世界で最強の通貨は何かと聞かれれば、ほとんどの方が「ドル!」と答えると思います。「ドル」はもちろん「米ドル」のことで、「カナダ・ドル」でも「オーストラリア・ドル」でもありません。

でもみなさん、なぜそう思われるのでしょうか。ドルは世界中どこでも両替できるからでしょうか。それとも石油の決済にはドルが使われることがほとんどだからでしょうか。

確かに、戦争をはじめとする国際紛争や経済危機が発生すると、短期的な投機資金は最も信用力が高いドルに逃避する「有事のドル買い」が発生していました。たとえば、90年代前半の湾岸戦争や欧州通貨危機の際は、短期的にですがやはりドルが買われていましたね。

ところが、2000年代に入り主要国の金利が低下し、グローバリゼーションが進行、また金融IT技術が進んだこともあり、個人でさえ低金利国からの資金がドルを通じて、高金利通貨に投資することが容易になりました。

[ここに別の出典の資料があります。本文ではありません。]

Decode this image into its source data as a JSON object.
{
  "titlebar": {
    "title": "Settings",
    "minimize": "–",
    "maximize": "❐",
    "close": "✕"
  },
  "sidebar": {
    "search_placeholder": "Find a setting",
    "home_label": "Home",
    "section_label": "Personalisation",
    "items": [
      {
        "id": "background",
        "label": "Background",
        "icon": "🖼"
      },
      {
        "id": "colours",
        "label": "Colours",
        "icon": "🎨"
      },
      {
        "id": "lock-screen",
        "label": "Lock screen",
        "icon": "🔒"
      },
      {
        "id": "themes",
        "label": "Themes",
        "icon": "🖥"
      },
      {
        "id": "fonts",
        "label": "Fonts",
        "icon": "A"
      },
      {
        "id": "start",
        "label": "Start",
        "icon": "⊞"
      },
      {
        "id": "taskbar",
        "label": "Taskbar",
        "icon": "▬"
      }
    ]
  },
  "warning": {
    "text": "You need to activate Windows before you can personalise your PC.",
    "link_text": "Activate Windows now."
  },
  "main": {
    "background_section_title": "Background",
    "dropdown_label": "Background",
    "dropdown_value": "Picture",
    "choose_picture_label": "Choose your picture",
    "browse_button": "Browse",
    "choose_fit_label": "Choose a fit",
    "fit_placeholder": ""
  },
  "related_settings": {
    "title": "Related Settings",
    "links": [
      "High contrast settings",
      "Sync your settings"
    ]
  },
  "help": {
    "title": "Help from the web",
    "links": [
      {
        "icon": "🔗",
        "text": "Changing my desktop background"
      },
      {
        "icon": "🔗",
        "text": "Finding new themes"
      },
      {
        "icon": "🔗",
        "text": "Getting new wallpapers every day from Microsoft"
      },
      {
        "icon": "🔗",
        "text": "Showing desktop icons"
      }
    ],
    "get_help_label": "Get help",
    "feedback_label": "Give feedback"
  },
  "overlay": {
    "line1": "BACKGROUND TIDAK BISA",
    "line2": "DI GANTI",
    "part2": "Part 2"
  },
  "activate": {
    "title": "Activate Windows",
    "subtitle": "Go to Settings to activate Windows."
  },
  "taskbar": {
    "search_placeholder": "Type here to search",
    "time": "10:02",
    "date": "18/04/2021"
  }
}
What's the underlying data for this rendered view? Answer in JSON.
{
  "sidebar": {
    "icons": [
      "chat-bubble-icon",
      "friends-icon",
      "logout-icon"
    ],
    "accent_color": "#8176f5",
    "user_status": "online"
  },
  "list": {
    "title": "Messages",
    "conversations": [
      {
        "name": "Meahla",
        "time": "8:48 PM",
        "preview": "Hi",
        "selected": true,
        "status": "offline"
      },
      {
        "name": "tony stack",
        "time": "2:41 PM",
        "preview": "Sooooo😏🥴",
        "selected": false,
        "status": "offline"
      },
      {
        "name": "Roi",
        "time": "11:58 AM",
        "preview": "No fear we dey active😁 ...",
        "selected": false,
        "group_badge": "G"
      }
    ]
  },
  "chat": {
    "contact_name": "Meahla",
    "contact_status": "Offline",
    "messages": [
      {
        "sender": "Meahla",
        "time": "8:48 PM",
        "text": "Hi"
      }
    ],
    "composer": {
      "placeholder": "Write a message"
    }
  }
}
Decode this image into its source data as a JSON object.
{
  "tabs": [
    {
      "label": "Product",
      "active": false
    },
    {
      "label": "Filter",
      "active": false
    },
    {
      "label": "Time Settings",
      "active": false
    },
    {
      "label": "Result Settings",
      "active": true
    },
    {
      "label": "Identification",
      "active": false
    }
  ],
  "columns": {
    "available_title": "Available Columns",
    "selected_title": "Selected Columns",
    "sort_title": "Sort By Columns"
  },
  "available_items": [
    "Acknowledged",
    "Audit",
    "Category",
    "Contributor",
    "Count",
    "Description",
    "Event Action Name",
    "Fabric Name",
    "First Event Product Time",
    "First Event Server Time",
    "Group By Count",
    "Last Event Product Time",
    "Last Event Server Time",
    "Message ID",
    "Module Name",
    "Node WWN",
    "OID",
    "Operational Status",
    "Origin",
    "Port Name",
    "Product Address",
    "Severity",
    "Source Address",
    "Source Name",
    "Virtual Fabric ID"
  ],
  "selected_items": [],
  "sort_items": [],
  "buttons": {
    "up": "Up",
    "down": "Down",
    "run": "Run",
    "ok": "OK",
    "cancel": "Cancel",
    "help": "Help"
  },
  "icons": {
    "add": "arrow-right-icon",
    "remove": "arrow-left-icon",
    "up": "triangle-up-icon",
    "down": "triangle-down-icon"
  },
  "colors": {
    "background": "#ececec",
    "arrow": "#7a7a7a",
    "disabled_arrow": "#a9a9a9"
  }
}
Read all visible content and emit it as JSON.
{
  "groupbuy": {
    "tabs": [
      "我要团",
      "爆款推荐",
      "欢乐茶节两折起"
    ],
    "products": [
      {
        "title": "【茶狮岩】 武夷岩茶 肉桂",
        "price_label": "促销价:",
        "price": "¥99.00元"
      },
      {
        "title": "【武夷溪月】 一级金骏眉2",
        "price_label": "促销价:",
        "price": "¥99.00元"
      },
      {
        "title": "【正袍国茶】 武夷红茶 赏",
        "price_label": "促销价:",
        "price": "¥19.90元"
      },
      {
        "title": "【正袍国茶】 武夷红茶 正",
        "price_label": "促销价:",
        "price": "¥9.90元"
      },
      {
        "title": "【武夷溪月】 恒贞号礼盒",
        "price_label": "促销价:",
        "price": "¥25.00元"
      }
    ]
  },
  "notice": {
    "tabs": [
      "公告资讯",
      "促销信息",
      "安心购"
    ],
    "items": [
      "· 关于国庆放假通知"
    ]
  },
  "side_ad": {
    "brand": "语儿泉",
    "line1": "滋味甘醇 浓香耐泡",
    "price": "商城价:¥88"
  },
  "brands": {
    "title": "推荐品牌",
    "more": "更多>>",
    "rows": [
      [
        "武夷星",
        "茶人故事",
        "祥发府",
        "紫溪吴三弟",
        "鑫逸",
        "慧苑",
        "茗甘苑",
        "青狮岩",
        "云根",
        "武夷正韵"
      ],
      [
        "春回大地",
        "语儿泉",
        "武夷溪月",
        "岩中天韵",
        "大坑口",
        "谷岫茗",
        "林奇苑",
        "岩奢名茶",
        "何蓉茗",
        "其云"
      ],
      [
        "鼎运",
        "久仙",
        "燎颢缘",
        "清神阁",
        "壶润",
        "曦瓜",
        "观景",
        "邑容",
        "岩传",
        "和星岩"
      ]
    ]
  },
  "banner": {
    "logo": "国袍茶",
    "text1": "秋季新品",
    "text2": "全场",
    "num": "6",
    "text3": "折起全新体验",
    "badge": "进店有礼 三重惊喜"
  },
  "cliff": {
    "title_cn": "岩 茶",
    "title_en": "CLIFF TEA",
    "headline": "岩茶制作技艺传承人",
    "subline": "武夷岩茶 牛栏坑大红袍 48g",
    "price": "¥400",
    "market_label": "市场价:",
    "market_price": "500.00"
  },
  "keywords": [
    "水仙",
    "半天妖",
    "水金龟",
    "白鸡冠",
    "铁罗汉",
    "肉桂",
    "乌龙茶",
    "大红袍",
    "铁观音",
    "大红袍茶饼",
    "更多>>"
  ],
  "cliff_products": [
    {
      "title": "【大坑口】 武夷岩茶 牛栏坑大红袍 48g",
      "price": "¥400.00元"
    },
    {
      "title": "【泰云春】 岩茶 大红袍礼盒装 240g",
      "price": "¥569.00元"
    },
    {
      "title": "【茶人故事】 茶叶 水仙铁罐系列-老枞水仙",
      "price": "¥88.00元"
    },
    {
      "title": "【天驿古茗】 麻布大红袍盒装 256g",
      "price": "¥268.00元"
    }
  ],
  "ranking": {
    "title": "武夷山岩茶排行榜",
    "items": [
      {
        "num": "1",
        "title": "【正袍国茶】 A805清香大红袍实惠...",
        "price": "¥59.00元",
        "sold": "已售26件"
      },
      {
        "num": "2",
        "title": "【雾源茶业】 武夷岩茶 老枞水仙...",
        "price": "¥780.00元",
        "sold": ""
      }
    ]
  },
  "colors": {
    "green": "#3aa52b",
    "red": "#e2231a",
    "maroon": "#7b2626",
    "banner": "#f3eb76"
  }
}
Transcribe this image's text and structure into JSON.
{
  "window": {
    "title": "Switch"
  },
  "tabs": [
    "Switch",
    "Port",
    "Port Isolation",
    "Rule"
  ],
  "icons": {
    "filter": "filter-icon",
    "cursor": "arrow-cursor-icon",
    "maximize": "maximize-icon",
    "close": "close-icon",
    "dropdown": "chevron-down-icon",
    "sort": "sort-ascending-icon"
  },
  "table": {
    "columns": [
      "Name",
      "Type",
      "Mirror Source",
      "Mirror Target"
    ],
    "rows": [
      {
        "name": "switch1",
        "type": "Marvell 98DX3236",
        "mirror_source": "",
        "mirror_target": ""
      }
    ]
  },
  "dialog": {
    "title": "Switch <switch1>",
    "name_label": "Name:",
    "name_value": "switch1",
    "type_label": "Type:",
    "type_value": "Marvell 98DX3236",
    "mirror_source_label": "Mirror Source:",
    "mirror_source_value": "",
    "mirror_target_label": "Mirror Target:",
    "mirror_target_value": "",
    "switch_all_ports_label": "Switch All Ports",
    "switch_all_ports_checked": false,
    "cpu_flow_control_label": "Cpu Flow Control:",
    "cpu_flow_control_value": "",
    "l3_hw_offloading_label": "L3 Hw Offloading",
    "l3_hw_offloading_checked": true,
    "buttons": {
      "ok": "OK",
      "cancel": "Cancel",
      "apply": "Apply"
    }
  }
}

かつてBRICsという言葉が流行った際、ブラジルやロシアに運用する投資信託が数多く設定され、つい最近でもブラジル・レアルやトルコ・リラといった新興諸国の通貨に運用する通貨選択型投資信託が人気を博したのは記憶に新しいところです(残念ながら運用成績はパッとしませんでした…)。

図表1:平常時のグローバル資金フロー

さて、先進国も新興諸国も好景気が続き、当面さしたる問題が見られない時は、低金利国代表である日本やスイス等から、より高いリターンを求めて高金利国に資金は流れます。

こうした資金はドル建てで貸し出されますから、ドルの需要が高まりドル買い・ドル高になります。貸し手としても投資対象資産価格がドル高の影響を受けて上昇すれば、三方丸く収まりめでたしめでたしですね。

ところが、何らかの“危機”が顕在化すると、特に足の速い投機資金は脱兎のごとく、新興諸国から逃げ出します。

図表2:混乱時のグローバル資金フロー

こうした状況では、新興国等の株式や通貨は売られ、投資対象資産の価格は暴落します。投資されていたドルは、米国をスル―して資金の出し手である日本やスイスに還流します。還流する際は、もともと投資した通貨に交換されますから、ドルが売られ円やスイスフランが買われるわけです。すなわち、「有事の円買い」が起きるわけですね。

もちろん、投資資金がすべて元の通貨に戻るわけではありませんが、少なくともドル売り圧力はかかるわけです。

このように考えると、これからも何かのリスク要因があれば円高基調になると思われます。しかしながら、そもそも通貨は為替レートというある一定の交換比率で他の通貨に交換するわけですから、通貨の強弱は絶対的なものというよりも、ある時点での相対的なものと考えた方がいいと思います。

ということで、将来の為替レートがどうなるかを当てるのは、全くもって至難の業なのです。